There is often an aggravating factor that acts as a trigger for migraines and sufferers may, with time, identify their common triggers. Nausea, vomiting, diarrhea, facial pallor, cold hands and feet, and sensitivity to light and sound are common symptoms that may accompany a migraine. During an attack, a migraine sufferer will prefer a quiet, dark room, and will want to lie down. An attack will last anywhere from four hours to three days.

40-60% of all migraine headaches come with a bit of a warning. Premonitory symptoms can last a few hours or days and can include cravings for sweet or salty foods, depression, euphoria, fatigue, irritability, and sleepiness. Just as they come to recognize their triggers, migraine sufferers learns to spot the signs that a migraine attack is about to start.

In 20% of migraine headaches, sufferers will experience an aura. Auras preceded or accompany the headache, and often consist of visual disturbances. A sufferer may see a zigzag pattern of flashing lights in bright colors that start in the center of his visual field with an outward progression. Another common visual disturbance is a blind spot or scotoma. Elderly and some other migraine sufferers may experience only visual aura with no resultant headache.

Sometimes an aura consists of a pins and needles sensation on one side of the body in the hand, arm, mouth, or nose. There are also auditory or hearing auras and auras that affect taste or smell.

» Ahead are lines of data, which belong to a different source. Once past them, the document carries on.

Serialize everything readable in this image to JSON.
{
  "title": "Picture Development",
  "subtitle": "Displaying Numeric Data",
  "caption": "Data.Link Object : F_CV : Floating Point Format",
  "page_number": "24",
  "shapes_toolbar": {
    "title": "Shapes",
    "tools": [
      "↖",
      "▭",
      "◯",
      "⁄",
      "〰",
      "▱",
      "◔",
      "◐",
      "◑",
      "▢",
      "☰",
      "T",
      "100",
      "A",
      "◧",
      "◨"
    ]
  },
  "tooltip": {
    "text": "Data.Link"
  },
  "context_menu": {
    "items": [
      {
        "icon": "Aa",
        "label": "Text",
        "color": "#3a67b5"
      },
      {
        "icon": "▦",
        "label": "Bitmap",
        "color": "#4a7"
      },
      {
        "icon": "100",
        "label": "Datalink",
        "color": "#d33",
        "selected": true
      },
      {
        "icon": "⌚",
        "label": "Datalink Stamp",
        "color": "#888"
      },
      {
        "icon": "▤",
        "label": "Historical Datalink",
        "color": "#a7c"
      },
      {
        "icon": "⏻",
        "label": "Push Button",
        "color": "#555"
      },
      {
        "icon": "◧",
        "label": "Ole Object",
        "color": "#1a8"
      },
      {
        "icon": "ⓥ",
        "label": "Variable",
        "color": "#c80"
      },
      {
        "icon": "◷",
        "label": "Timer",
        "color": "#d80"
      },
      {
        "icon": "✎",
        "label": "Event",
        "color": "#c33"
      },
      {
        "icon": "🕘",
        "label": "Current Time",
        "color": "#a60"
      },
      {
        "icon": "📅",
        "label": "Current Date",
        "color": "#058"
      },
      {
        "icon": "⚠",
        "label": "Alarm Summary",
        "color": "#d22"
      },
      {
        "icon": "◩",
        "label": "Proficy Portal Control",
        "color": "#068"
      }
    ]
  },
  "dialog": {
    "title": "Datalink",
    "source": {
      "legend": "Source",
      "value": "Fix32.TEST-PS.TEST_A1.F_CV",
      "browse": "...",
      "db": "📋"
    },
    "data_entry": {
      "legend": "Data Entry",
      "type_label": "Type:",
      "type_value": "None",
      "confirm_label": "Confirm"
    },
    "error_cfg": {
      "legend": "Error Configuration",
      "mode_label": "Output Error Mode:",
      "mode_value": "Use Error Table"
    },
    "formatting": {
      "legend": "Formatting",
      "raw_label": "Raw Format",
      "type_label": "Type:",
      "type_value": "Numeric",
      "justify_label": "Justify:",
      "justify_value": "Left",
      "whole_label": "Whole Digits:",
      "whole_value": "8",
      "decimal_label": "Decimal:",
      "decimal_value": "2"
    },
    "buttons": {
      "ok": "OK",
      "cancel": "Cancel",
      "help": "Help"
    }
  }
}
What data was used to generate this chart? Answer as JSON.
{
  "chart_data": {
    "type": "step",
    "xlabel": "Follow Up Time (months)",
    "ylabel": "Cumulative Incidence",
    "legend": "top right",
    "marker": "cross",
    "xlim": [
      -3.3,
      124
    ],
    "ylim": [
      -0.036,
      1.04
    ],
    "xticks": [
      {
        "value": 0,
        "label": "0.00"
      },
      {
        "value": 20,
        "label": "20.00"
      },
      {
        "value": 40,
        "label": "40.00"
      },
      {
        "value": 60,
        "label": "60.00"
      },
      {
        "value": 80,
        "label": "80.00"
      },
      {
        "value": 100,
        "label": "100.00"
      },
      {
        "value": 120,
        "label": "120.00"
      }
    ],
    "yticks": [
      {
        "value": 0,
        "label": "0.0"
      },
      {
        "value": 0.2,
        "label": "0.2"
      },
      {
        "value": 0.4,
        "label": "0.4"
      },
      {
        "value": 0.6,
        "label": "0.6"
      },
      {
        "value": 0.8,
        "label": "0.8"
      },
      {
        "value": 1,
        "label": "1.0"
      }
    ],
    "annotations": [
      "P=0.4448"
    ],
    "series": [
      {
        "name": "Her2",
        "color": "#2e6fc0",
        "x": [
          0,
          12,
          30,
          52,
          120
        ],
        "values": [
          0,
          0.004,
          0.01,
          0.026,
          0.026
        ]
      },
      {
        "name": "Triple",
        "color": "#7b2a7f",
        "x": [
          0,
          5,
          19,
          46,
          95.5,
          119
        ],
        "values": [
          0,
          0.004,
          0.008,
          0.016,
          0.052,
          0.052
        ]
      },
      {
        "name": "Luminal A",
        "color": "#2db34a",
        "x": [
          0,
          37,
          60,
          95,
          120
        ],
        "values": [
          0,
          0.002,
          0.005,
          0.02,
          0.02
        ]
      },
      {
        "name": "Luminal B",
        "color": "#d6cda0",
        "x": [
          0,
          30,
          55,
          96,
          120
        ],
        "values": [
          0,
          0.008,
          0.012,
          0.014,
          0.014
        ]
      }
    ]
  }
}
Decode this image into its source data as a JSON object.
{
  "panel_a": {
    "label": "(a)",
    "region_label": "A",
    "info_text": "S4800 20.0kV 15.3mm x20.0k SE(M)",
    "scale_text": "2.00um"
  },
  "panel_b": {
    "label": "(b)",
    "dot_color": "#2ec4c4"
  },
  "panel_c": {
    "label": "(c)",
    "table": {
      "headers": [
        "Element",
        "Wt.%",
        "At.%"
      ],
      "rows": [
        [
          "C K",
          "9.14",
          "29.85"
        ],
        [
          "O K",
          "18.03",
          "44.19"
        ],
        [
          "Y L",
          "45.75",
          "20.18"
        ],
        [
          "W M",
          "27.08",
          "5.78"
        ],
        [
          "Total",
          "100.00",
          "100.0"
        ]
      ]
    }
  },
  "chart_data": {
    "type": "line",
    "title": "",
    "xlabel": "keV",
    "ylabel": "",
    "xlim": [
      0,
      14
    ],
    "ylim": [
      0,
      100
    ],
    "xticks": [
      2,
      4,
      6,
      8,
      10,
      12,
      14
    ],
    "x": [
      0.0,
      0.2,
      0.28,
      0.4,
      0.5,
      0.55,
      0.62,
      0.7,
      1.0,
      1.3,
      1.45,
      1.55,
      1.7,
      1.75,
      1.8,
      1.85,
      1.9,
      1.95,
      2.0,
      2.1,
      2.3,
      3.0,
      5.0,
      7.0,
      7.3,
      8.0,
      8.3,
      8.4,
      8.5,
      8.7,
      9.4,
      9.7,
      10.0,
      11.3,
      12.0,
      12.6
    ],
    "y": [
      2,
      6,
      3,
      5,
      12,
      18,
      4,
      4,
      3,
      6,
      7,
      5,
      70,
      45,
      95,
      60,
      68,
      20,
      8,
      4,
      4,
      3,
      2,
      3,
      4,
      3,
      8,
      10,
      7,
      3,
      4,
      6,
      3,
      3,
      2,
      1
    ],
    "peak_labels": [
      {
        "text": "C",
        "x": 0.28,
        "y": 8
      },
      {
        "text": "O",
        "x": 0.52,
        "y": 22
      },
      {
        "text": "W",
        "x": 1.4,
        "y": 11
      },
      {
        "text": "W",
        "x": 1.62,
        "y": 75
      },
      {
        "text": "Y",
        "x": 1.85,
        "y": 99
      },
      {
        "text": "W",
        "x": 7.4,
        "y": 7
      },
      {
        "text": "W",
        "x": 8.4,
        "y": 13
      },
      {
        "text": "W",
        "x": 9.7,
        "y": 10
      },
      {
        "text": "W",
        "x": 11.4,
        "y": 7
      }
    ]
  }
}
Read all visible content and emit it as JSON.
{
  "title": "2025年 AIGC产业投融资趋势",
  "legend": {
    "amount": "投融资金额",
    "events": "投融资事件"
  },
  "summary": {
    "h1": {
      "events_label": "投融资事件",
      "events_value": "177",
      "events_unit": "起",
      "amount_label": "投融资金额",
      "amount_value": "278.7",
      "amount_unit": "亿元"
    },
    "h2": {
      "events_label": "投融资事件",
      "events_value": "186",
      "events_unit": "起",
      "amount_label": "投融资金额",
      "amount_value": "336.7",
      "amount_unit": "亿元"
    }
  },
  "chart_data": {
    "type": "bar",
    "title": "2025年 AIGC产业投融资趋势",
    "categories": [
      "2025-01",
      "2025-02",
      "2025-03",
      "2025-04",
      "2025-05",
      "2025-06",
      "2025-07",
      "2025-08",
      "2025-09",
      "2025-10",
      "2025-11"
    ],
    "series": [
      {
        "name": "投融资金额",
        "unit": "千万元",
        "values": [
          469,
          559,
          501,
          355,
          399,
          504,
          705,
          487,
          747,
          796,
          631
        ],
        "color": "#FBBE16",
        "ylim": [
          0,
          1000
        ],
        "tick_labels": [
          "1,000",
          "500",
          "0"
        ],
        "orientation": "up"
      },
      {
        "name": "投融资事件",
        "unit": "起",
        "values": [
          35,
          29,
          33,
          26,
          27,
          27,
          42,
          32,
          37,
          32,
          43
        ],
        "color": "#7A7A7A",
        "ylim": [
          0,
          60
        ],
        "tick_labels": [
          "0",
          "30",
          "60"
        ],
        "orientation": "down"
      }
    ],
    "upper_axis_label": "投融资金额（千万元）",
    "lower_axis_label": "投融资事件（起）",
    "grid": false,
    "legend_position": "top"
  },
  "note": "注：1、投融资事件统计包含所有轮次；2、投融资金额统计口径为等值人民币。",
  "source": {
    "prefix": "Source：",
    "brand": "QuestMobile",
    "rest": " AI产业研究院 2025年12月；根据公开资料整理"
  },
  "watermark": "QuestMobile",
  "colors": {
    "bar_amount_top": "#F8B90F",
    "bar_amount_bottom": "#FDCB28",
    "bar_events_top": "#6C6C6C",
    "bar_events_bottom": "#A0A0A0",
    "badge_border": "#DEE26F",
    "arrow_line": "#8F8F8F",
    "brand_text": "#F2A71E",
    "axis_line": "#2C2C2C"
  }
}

Complicated migraines manifest with neurological dysfunction depending on the location of the brain in which the migraine originates. Vertebrobasilar migraines originate in the brainstem; the part responsible for automatic responses like consciousness and balance. Symptoms of vertebrobasilar migraines include fainting as an aura, a dizzy, spinning sensation called vertigo, and double vision.

Hemiplegic migraines may be associated with temporary symptoms that mimic a stroke, such as paralysis or a weakness on one side. These symptoms may last for days.

The day after a migraine, a sufferer may feel drained, have a mild headache, and retain sensitivity to light and sound. The migraine may recur during this period.